To the editor:
I was relieved when I read Oberlin College was finally going to sue the city of Oberlin. Regardless of the judge’s ruiling, any action that sheds light on the city’s dysfunctional attitudes toward economic development is a welcome event.
You could fill an auditorium with architects, urban planners, engineers, and business owners who could share stories about how Oberlin is the most difficult place to work in all of Ohio. This is not a new phenomenon. It has been this way for at least the last 15 years. City council has also heard about this from nearly every local business who has attended meetings organized by the Oberlin Business Partnership.

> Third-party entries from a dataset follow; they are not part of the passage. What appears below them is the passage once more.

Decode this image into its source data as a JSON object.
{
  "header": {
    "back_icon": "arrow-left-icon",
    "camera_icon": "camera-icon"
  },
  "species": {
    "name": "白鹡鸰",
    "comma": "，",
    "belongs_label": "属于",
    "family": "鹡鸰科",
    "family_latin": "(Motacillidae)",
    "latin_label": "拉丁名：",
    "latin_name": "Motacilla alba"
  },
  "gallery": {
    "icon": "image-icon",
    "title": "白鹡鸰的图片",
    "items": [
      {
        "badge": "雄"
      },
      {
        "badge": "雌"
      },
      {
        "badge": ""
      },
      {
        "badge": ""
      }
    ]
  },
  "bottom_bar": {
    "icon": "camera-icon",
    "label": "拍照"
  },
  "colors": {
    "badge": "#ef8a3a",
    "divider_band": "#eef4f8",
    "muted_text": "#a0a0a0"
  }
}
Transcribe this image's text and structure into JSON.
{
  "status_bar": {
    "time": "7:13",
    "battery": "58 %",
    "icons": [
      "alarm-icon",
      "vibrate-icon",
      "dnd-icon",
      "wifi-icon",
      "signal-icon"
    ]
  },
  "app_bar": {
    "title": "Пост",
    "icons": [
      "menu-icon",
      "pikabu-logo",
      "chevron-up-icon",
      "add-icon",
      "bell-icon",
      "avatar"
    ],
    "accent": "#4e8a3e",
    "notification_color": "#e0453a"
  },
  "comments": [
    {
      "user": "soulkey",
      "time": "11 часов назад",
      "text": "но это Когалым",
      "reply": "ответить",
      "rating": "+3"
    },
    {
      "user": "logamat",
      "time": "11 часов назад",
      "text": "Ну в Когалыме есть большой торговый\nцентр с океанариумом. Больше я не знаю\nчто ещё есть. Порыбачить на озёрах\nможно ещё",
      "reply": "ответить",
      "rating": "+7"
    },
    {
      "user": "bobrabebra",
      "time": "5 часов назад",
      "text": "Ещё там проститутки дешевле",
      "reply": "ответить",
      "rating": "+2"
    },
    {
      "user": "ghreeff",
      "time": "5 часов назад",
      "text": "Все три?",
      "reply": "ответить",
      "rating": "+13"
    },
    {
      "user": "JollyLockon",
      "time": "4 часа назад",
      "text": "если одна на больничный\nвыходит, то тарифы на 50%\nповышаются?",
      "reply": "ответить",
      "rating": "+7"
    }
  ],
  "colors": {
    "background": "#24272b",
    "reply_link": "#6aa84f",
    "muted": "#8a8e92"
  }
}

I am often left to wonder why the status quo stays the status quo. What I’ve come up with so far: As long as Oberlin residents continue passing levy after levy, city hall never needs to account for all the lost tax revenue it could have received had it been a more functional place to do business. There’s no way to calculate lost opportunities, so the public never really knows what it is missing out on (jobs, lower taxes, greater services, etc.). All the citizenry hears from the city, like clockwork, is it needs to pay more to keep city services and, “Vote yes!” And so, as long as Oberlin remains a generous community with its purse strings, there’s no reason for the city to change any of its ways. The levy system has become an adequate replacement for economic growth.
I hope we start to break this cycle but I’m not optimistic the people in charge understand the depth of the problem and/or are willing to do anything about it.